Haven't been there in many years and I don't ever recall fishing it just dick hunting. Opening day better be there by 3 am ready to go just to get the boat launched!


----------



## 220swift (Mar 2, 2011)

hope you meant duck........


----------



## azpredatorhunter (Jul 24, 2012)

Wow lmao... No wonder he hasn't caught any fish there. ????...


----------



## youngdon (Mar 10, 2010)

texaspredatorhunter said:


> Haven't been there in many years and I don't ever recall fishing it just dick hunting. Opening day better be there by 3 am ready to go just to get the boat launched!


AHHHHH yes, now I remember why I reread my posts.........


----------



## hassell (Feb 9, 2010)

Seen that one this morning but figuring it was Thurs. I'd leave it be. !!!!!


----------



## youngdon (Mar 10, 2010)

azpredatorhunter said:


> Wow lmao... No wonder he hasn't caught any fish there. ????...

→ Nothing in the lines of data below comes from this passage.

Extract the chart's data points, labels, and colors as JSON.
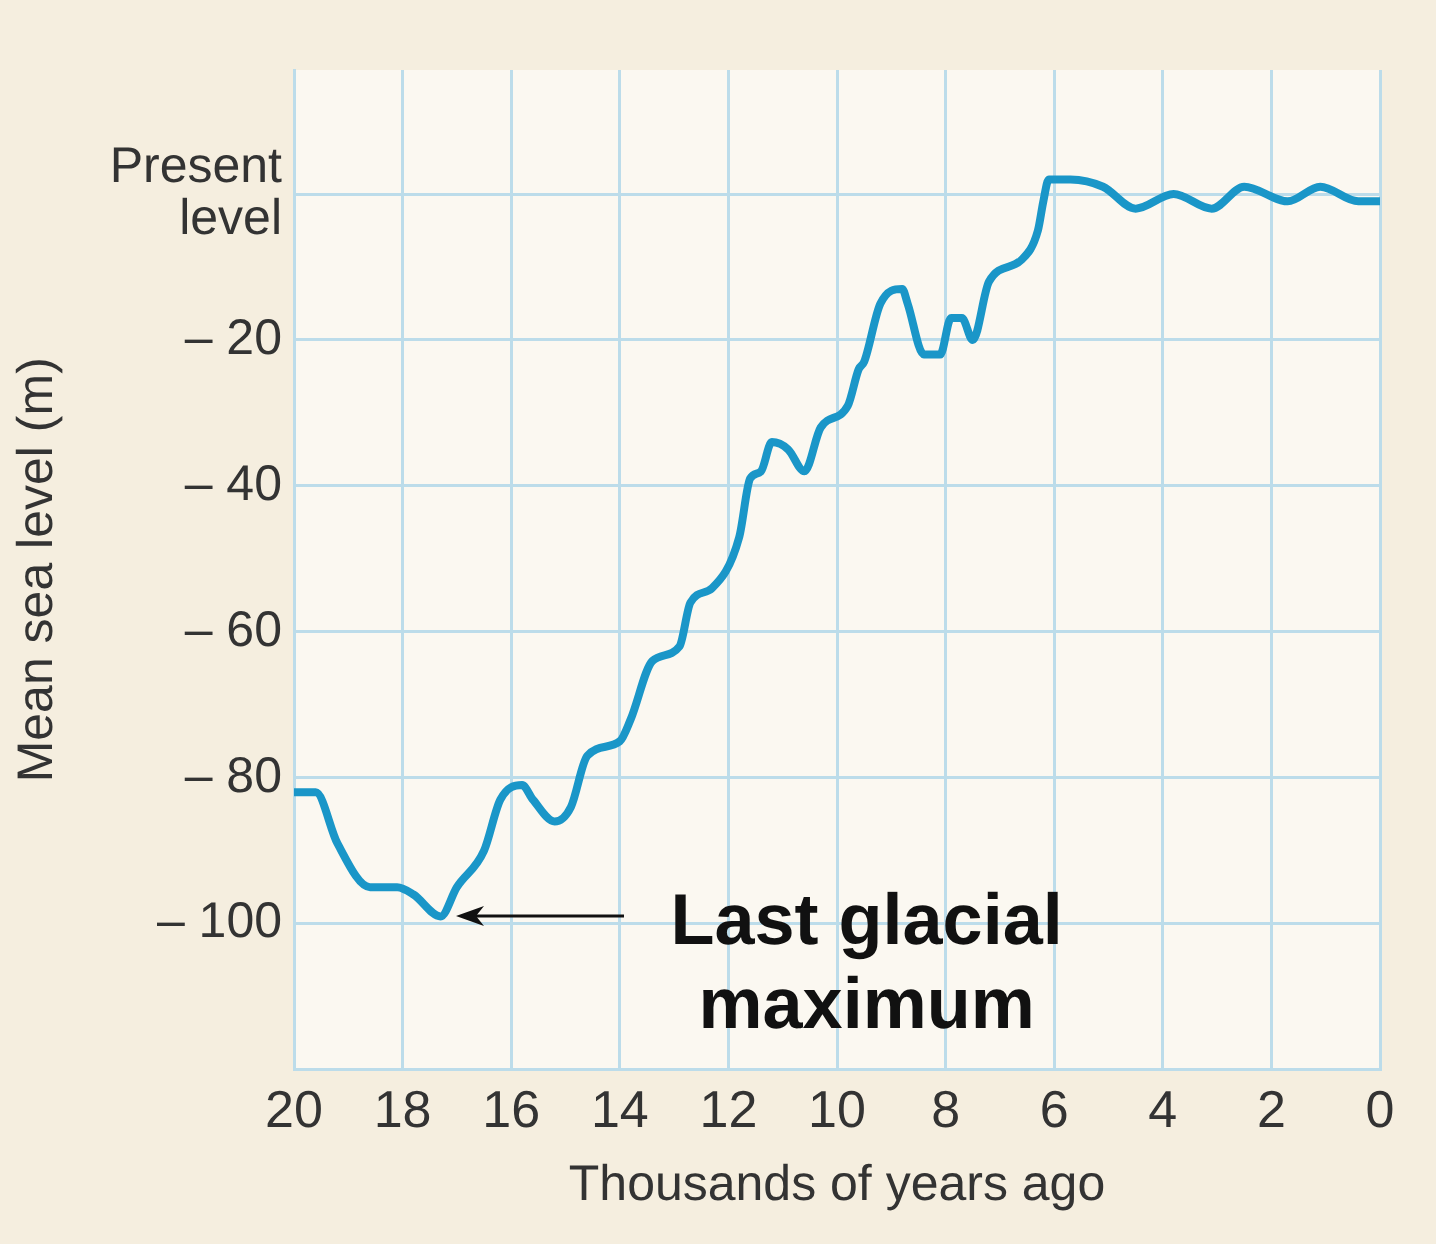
{
  "chart_data": {
    "type": "line",
    "xlabel": "Thousands of years ago",
    "ylabel": "Mean sea level (m)",
    "xlim": [
      20,
      0
    ],
    "xticks": [
      20,
      18,
      16,
      14,
      12,
      10,
      8,
      6,
      4,
      2,
      0
    ],
    "ylim": [
      -120,
      17
    ],
    "yticks": [
      {
        "value": 0,
        "label": "Present level"
      },
      {
        "value": -20,
        "label": "– 20"
      },
      {
        "value": -40,
        "label": "– 40"
      },
      {
        "value": -60,
        "label": "– 60"
      },
      {
        "value": -80,
        "label": "– 80"
      },
      {
        "value": -100,
        "label": "– 100"
      }
    ],
    "grid": true,
    "marker": "none",
    "line_style": "solid",
    "annotations": [
      "Last glacial maximum"
    ],
    "series": [
      {
        "color": "#1a96c8",
        "x": [
          20,
          19.6,
          19.2,
          18.6,
          18.1,
          17.8,
          17.3,
          17,
          16.5,
          16.2,
          15.8,
          15.6,
          15.2,
          14.9,
          14.6,
          14,
          13.8,
          13.4,
          12.9,
          12.7,
          12.3,
          11.8,
          11.6,
          11.4,
          11.2,
          10.9,
          10.6,
          10.3,
          9.8,
          9.6,
          9.5,
          9.2,
          8.8,
          8.7,
          8.4,
          8.1,
          7.9,
          7.7,
          7.5,
          7.2,
          6.6,
          6.3,
          6.2,
          6.1,
          5.7,
          5.1,
          4.5,
          3.8,
          3.1,
          2.5,
          1.7,
          1.1,
          0.4,
          0
        ],
        "values": [
          -82,
          -82,
          -89,
          -95,
          -95,
          -96,
          -99,
          -95,
          -90,
          -83,
          -81,
          -83,
          -86,
          -84,
          -77,
          -75,
          -72,
          -64,
          -62,
          -56,
          -54,
          -47,
          -39,
          -38,
          -34,
          -35,
          -38,
          -32,
          -29,
          -24,
          -23,
          -15,
          -13,
          -15,
          -22,
          -22,
          -17,
          -17,
          -20,
          -12,
          -9,
          -5,
          -1,
          2,
          2,
          1,
          -2,
          0,
          -2,
          1,
          -1,
          1,
          -1,
          -1
        ]
      }
    ]
  }
}
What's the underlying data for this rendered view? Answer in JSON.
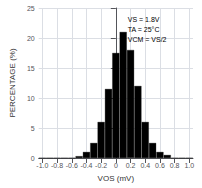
{
  "chart_data": {
    "type": "bar",
    "xlabel": "VOS (mV)",
    "ylabel": "PERCENTAGE (%)",
    "annotations": [
      "VS = 1.8V",
      "TA = 25°C",
      "VCM = VS/2"
    ],
    "x": [
      -1.0,
      -0.9,
      -0.8,
      -0.7,
      -0.6,
      -0.5,
      -0.4,
      -0.3,
      -0.2,
      -0.1,
      0.0,
      0.1,
      0.2,
      0.3,
      0.4,
      0.5,
      0.6,
      0.7,
      0.8,
      0.9,
      1.0
    ],
    "values": [
      0,
      0,
      0,
      0,
      0,
      0.3,
      1.0,
      2.5,
      6.0,
      11.5,
      17.5,
      21.0,
      18.0,
      12.0,
      6.0,
      2.5,
      1.0,
      0.5,
      0,
      0,
      0
    ],
    "color": "#000000",
    "xlim": [
      -1.05,
      1.05
    ],
    "ylim": [
      0,
      25
    ],
    "xticks": [
      {
        "value": -1.0,
        "label": "-1.0"
      },
      -0.8,
      -0.6,
      -0.4,
      -0.2,
      0,
      0.2,
      0.4,
      0.6,
      0.8,
      {
        "value": 1.0,
        "label": "1.0"
      }
    ],
    "yticks": [
      0,
      5,
      10,
      15,
      20,
      25
    ],
    "grid": true
  }
}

How do you know ? Perhaps a trouser trout or two.


----------



## catcapper (Feb 11, 2010)

Sorry Tex--- I was gonna fix that for ya--- but with this bunch--- I just had to see where it would go.lol.

awprint:


----------



## hassell (Feb 9, 2010)

catcapper said:


> Sorry Tex--- I was gonna fix that for ya--- but with this bunch--- I just had to see where it would go.lol.
> 
> awprint:


 Might have to re title this post !!! Hmmm!!


----------



## texaspredatorhunter (Aug 14, 2014)

Well damn, I guess I need to start re reading all my posts or ease of the beer some


----------



## youngdon (Mar 10, 2010)

It sure provided me with a few laughs.


----------



## texaspredatorhunter (Aug 14, 2014)

Hell it made me laugh! But I'm glad I can entertain y'all too!


----------



## 220swift (Mar 2, 2011)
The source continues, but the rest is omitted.